Stadion Singaperbangsa
- Interactive map of Stadion Singaperbangsa
- Location: Karawang, West Java
- Capacity: 25,000
- Surface: Manila grass

Construction
- Renovated: 2017

Tenants
- Persita Tangerang Pelita Jaya Persika Karawang

= Singaperbangsa Stadium =

Stadium in Karawang Regency, Indonesia

Singaperbangsa Stadium, or Stadion Singaperbangsa, is a multi-purpose stadium located in Karawang Regency, Indonesia. Mostly, this stadium is used for football matches.
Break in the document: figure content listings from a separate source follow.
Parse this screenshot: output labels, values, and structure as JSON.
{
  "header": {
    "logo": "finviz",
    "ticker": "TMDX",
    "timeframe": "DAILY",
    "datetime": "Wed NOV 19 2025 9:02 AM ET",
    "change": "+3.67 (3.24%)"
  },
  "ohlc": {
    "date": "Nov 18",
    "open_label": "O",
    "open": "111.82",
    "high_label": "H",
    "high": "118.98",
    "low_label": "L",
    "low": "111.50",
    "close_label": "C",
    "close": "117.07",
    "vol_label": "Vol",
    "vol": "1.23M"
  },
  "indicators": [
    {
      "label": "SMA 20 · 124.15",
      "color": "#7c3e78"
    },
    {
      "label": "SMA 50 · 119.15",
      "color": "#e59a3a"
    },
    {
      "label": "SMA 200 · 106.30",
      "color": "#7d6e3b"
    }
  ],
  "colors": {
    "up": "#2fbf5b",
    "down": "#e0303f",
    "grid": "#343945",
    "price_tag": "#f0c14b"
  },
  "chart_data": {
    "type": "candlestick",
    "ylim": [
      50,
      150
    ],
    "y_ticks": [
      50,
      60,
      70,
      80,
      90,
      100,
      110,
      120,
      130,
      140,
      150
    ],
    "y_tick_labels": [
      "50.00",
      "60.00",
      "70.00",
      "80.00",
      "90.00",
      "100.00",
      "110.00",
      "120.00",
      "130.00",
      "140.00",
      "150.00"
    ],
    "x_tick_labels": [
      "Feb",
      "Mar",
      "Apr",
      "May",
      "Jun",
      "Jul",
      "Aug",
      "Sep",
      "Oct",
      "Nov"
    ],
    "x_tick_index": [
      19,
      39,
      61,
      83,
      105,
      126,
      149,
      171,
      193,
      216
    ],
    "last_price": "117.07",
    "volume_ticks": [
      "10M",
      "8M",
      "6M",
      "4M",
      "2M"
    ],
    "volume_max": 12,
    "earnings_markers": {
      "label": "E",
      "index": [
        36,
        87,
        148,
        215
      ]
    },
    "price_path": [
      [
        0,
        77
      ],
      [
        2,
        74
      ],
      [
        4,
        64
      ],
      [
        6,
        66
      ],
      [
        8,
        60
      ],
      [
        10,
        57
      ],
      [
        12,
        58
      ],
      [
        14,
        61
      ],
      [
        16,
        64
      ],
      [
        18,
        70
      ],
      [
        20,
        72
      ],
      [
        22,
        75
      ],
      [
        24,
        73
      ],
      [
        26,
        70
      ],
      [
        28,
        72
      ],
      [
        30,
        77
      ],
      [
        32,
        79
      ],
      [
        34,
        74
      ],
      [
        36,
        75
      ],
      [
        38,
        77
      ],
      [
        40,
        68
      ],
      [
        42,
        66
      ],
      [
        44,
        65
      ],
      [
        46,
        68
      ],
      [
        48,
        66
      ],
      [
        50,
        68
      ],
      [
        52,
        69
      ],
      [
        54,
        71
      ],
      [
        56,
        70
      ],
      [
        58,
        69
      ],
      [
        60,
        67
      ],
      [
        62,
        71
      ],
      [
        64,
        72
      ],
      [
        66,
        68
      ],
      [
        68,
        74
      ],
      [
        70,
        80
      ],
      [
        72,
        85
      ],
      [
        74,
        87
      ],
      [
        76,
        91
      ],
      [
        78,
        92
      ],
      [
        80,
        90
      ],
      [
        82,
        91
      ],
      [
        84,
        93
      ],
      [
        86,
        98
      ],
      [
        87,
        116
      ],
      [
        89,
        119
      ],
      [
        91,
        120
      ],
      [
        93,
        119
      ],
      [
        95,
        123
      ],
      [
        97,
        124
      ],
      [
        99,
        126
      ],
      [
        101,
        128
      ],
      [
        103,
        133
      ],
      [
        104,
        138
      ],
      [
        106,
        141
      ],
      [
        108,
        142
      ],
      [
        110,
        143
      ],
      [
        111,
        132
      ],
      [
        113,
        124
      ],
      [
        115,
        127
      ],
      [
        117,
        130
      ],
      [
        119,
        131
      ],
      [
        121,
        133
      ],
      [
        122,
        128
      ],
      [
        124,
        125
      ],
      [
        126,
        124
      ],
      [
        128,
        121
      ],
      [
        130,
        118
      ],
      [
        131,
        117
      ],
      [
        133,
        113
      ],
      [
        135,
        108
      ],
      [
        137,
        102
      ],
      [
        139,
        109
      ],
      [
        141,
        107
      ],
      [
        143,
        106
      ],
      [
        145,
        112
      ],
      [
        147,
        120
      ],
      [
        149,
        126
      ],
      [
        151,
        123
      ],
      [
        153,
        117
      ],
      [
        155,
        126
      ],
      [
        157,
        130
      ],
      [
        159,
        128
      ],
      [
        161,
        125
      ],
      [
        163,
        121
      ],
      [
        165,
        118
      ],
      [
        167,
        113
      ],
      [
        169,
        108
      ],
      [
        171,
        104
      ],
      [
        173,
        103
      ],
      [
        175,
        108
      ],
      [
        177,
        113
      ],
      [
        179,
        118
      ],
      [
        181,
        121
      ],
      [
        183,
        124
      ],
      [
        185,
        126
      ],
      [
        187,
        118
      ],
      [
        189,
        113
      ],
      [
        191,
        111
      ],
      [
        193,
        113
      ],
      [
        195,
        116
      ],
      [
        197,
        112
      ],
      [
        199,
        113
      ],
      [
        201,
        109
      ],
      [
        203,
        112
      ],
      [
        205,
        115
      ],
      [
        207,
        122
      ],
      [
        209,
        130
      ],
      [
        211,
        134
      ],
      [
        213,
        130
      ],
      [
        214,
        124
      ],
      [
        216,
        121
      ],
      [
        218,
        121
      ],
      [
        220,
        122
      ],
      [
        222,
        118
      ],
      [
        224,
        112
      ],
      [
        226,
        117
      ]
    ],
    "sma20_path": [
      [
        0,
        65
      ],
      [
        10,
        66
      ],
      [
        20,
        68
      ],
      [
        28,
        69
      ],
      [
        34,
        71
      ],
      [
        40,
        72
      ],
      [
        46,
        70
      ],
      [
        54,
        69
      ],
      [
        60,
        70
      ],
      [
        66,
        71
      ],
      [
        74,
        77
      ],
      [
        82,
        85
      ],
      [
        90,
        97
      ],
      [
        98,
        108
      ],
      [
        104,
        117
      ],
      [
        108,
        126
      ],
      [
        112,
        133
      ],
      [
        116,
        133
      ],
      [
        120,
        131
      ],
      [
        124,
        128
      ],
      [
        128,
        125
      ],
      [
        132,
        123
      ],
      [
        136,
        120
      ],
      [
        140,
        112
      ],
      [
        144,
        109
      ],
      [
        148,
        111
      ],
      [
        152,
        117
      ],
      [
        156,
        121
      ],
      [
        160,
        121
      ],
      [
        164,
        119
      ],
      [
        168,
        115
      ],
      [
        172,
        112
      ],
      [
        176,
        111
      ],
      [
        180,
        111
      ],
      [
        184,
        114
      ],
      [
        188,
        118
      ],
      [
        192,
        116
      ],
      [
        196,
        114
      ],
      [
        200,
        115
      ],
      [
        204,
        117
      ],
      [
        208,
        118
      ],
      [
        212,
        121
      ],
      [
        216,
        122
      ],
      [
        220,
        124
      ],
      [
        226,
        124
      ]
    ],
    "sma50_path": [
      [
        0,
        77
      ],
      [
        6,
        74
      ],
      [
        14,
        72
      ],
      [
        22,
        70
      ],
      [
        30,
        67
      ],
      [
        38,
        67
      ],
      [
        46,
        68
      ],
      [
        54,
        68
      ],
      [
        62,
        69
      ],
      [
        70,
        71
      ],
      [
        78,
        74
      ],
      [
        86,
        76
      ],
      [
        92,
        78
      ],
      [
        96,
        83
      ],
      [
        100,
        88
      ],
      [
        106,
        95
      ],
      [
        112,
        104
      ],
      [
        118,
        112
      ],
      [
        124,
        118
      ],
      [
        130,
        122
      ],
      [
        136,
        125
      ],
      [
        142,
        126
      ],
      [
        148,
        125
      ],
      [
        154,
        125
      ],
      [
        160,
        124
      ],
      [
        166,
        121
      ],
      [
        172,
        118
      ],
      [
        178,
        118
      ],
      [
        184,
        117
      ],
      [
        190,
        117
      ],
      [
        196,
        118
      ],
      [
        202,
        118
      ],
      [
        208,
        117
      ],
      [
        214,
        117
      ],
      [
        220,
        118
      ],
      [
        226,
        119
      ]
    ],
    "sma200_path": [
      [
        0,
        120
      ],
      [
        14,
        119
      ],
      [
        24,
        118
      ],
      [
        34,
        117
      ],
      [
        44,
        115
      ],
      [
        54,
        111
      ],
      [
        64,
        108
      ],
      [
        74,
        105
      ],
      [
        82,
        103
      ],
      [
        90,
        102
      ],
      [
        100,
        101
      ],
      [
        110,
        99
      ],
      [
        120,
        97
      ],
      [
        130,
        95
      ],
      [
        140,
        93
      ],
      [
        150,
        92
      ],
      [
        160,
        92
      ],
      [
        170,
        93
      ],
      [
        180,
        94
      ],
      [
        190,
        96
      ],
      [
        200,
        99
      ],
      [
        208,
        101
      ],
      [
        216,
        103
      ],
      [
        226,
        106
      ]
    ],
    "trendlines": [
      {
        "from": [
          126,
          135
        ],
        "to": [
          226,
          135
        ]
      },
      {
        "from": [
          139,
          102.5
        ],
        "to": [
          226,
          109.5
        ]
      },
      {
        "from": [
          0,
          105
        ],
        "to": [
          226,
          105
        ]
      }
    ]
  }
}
The stadium is currently the home base of Persita Tangerang which is playing in the Indonesia Super League and Persika Karawang in the Premier Division LPIS (the 2nd level football competition in Indonesia) and also Markuban Matador FC club playing in First Division. Previously it was also the home base of Pelita Jaya, a football club playing in the Indonesia Super League (ISL) from 2010 to 2012, before moving to Bandung after merger with Bandung Raya. It has a seating capacity of 25,000.

The stadium was named after Panembahan Singaperbangsa, the first regent of Karawang, appointed in 1633 by Sultan Agung of Mataram with the title of Dalem Kertabumi III.